My patients are "those kinds of people." They are an array and a combination of brave, depraved, strong, entitled, admirable, self-centered, amazing, strange, funny, daring, gifted, exasperating, wonderful and sad. And more. At my clinic most of the patients are indigent and few have had an education beyond high school, if that. Many are gay men and many of the patients use or have used drugs. They all have HIV, and in the early days far too many of them died. Every day they brought us the stories of their lives. We listened to them and we took care of them as best we could. My patients have the kinds of voices that are rarely heard, coming as they do from a hip-wiggling drag queen or a drug-using Hispanic man who lives in a shelter, or from a welfare-dependent single mother of four who lives in her subsidized two-bedroom sixth-floor walk-up out in a remote part of the city that I will likely never see. My colleagues and I heard the stories; and in caring for our patients we created more stories, with all the small victories, the horrible deaths, the humor, and the sadness. We worked hard to be good doctors and our patients helped us become better ones as we took our tumultuous journey together.

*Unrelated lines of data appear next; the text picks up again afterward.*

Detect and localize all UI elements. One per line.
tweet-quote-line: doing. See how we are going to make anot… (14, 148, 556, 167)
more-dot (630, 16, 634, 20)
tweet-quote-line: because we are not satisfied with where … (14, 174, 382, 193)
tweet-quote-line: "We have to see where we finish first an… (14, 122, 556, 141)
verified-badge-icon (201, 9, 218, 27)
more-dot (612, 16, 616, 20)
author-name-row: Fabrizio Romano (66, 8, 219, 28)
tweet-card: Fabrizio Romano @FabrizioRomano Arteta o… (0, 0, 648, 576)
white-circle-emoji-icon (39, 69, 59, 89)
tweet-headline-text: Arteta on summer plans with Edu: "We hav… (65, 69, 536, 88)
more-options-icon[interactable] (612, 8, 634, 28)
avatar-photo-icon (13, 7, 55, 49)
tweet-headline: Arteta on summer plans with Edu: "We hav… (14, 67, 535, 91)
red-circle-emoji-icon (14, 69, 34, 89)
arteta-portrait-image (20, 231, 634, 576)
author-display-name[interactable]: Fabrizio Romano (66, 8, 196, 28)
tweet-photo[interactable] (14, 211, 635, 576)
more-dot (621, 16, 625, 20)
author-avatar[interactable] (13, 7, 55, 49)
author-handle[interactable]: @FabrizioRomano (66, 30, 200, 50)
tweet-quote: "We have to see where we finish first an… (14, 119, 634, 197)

I wanted to write a book about my patients and my colleagues and how we made it through the roller-coaster last decade of the twentieth century, how we moved from helplessly watching our patients die to being able to offer them a treatment course and a fairly normal life expectancy. In that time we saw some patients literally return from death's door. This kind of dramatic success has not been seen in any other field of medicine, except perhaps following the introduction of penicillin many years ago. I wanted to try to answer the question, "What was it like?" What was it like to care for patients with AIDS, a disease that didn't even exist when I was in college? How did we deal with dying patients for whom we had a diagnosis but no treatment? How did we care for patients that many in society rejected, patients that many even within the field of medicine rejected? What happened in those years, when the prognosis for a patient with HIV went from nearly hopeless to very hopeful?

From VOICES IN THE BAND, published by Cornell University Press.
Copyright © 2015 by Susan Ball. Reprinted by permission.

This story first appeared in Weill Cornell Medicine, Vol. 14, No.3.